Gazebo Simulation

Quadruped simulation and control with OM1.

Simulation Instructions

The Gazebo simulator is an very sophisticated, industry standard, simulator for robots. The robot shape/size is specified via .dae files and those robots can then navigate a defined digital world. The simulation framework is useful for prototyping, debugging, and reinforcement learning, among many other uses.

MacOS (Gazebo Harmonic)

./gazebo/macOS.sh

The script also checks and installs Gazebo Harmonic https://gazebosim.org/docs/harmonic/getstarted/ if not already installed. If this is your first time installing Gazebo, grab a coffee, since this will take a while (1/2 hour or more).

This will open a gazebo room with a bathtub and chairs. Now, add your robot!

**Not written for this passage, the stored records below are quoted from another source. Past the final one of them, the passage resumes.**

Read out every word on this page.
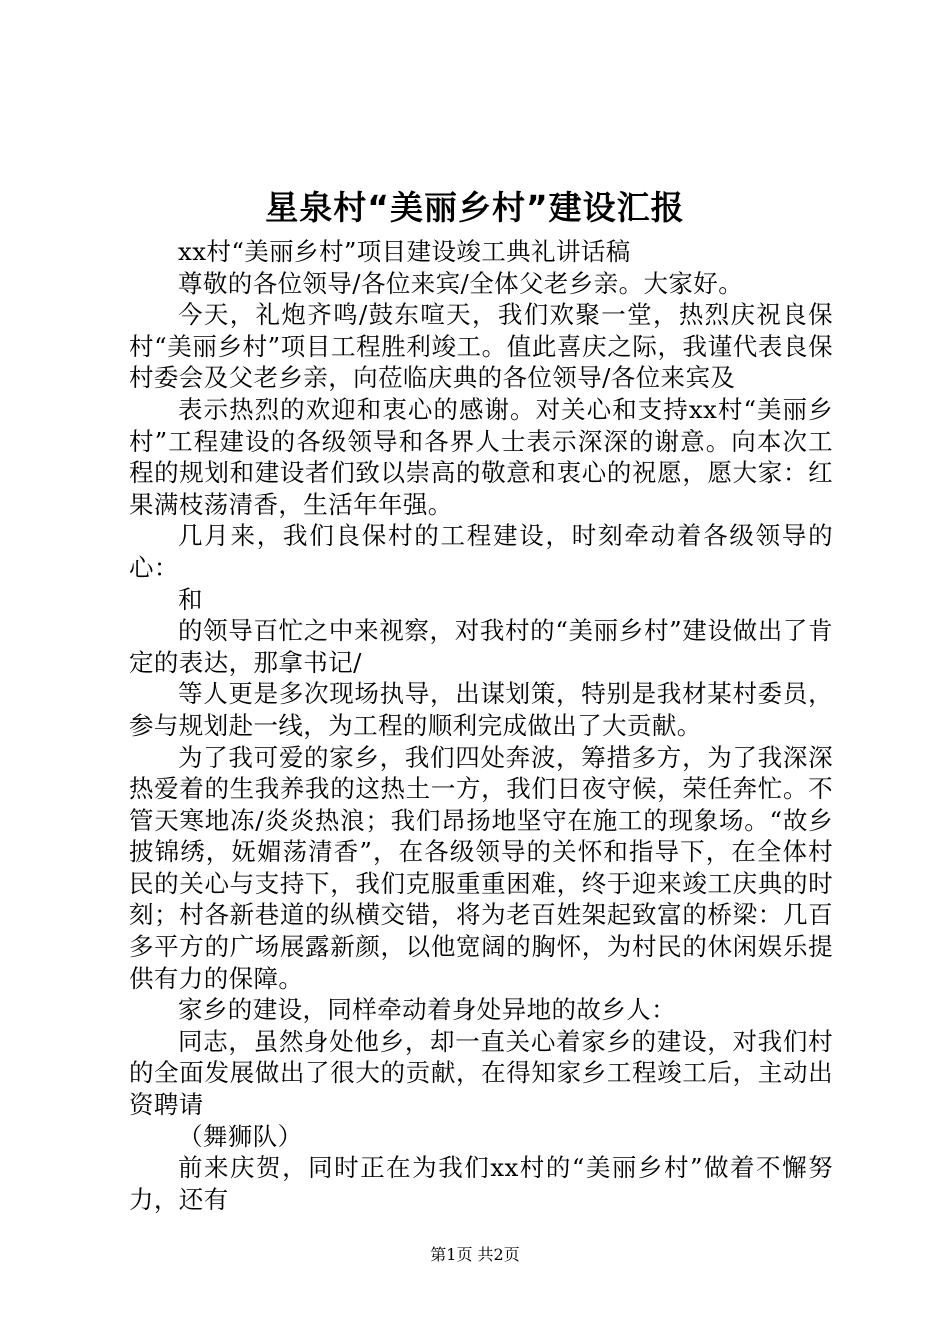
星泉村“美丽乡村”建设汇报

xx村“美丽乡村”项目建设竣工典礼讲话稿

尊敬的各位领导/各位来宾/全体父老乡亲。大家好。

今天，礼炮齐鸣/鼓东喧天，我们欢聚一堂，热烈庆祝良保村“美丽乡村”项目工程胜利竣工。值此喜庆之际，我谨代表良保村委会及父老乡亲，向莅临庆典的各位领导/各位来宾及

表示热烈的欢迎和衷心的感谢。对关心和支持xx村“美丽乡村”工程建设的各级领导和各界人士表示深深的谢意。向本次工程的规划和建设者们致以崇高的敬意和衷心的祝愿，愿大家：红果满枝荡清香，生活年年强。

几月来，我们良保村的工程建设，时刻牵动着各级领导的心：

和

的领导百忙之中来视察，对我村的“美丽乡村”建设做出了肯定的表达，那拿书记/

等人更是多次现场执导，出谋划策，特别是我材某村委员，参与规划赴一线，为工程的顺利完成做出了大贡献。

为了我可爱的家乡，我们四处奔波，筹措多方，为了我深深热爱着的生我养我的这热土一方，我们日夜守候，荣任奔忙。不管天寒地冻/炎炎热浪；我们昂扬地坚守在施工的现象场。“故乡披锦绣，妩媚荡清香”，在各级领导的关怀和指导下，在全体村民的关心与支持下，我们克服重重困难，终于迎来竣工庆典的时刻；村各新巷道的纵横交错，将为老百姓架起致富的桥梁：几百多平方的广场展露新颜，以他宽阔的胸怀，为村民的休闲娱乐提供有力的保障。

家乡的建设，同样牵动着身处异地的故乡人：

同志，虽然身处他乡，却一直关心着家乡的建设，对我们村的全面发展做出了很大的贡献，在得知家乡工程竣工后，主动出资聘请

（舞狮队）

前来庆贺，同时正在为我们xx村的“美丽乡村”做着不懈努力，还有

第1页 共2页
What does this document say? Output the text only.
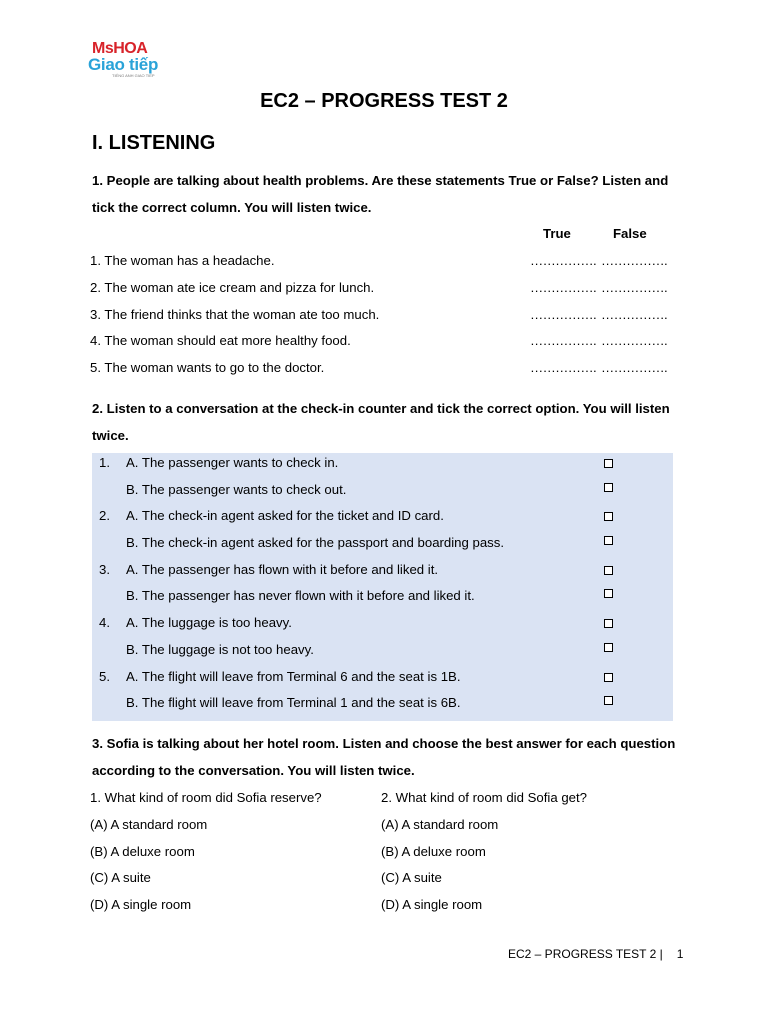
MsHOA
Giao tiếp
TIẾNG ANH GIAO TIẾP
EC2 – PROGRESS TEST 2
I. LISTENING
1. People are talking about health problems. Are these statements True or False? Listen and tick the correct column. You will listen twice.
True	False
1. The woman has a headache.	……………. …………….
2. The woman ate ice cream and pizza for lunch.	……………. …………….
3. The friend thinks that the woman ate too much.	……………. …………….
4. The woman should eat more healthy food.	……………. …………….
5. The woman wants to go to the doctor.	……………. …………….
2. Listen to a conversation at the check-in counter and tick the correct option. You will listen twice.
1. A. The passenger wants to check in.
B. The passenger wants to check out.
2. A. The check-in agent asked for the ticket and ID card.
B. The check-in agent asked for the passport and boarding pass.
3. A. The passenger has flown with it before and liked it.
B. The passenger has never flown with it before and liked it.
4. A. The luggage is too heavy.
B. The luggage is not too heavy.
5. A. The flight will leave from Terminal 6 and the seat is 1B.
B. The flight will leave from Terminal 1 and the seat is 6B.
3. Sofia is talking about her hotel room. Listen and choose the best answer for each question according to the conversation. You will listen twice.
1. What kind of room did Sofia reserve?
(A) A standard room
(B) A deluxe room
(C) A suite
(D) A single room
2. What kind of room did Sofia get?
(A) A standard room
(B) A deluxe room
(C) A suite
(D) A single room
EC2 – PROGRESS TEST 2 | 1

In a different terminal, boot OM1 using the example config:

uv run src/run.py quadruped_sim

Finally, start the simulation by clicking the “play” (>) button in the Gazebo simulator.

NOTE: Remember to set the correct API key in the config/quadruped_sim.json5 file or in your .env.

Ubuntu (Gazebo Classic)

./gazebo/ubuntu.sh

For now, ROS2 is required for the simulation to interact with OM1 in Gazebo Classic, check https://docs.ros.org/en/humble/Installation.html for installation instructions.

ffmpeg is required for streaming the simulated video feed to OM1. If your system doesn’t have ffmpeg, you should install it using sudo apt-get install ffmpeg to run the program.

Note1: The simulated camera feed is streamed to a virtual video device at /dev/video10, thus requiring the camera_index in the VLM config to be 10. Modify as needed if the virtual camera needs to be reordered or if OM1 needs to read from another camera.

Note2: It is also possible to run the Gazebo Harmonic simulation on Ubuntu.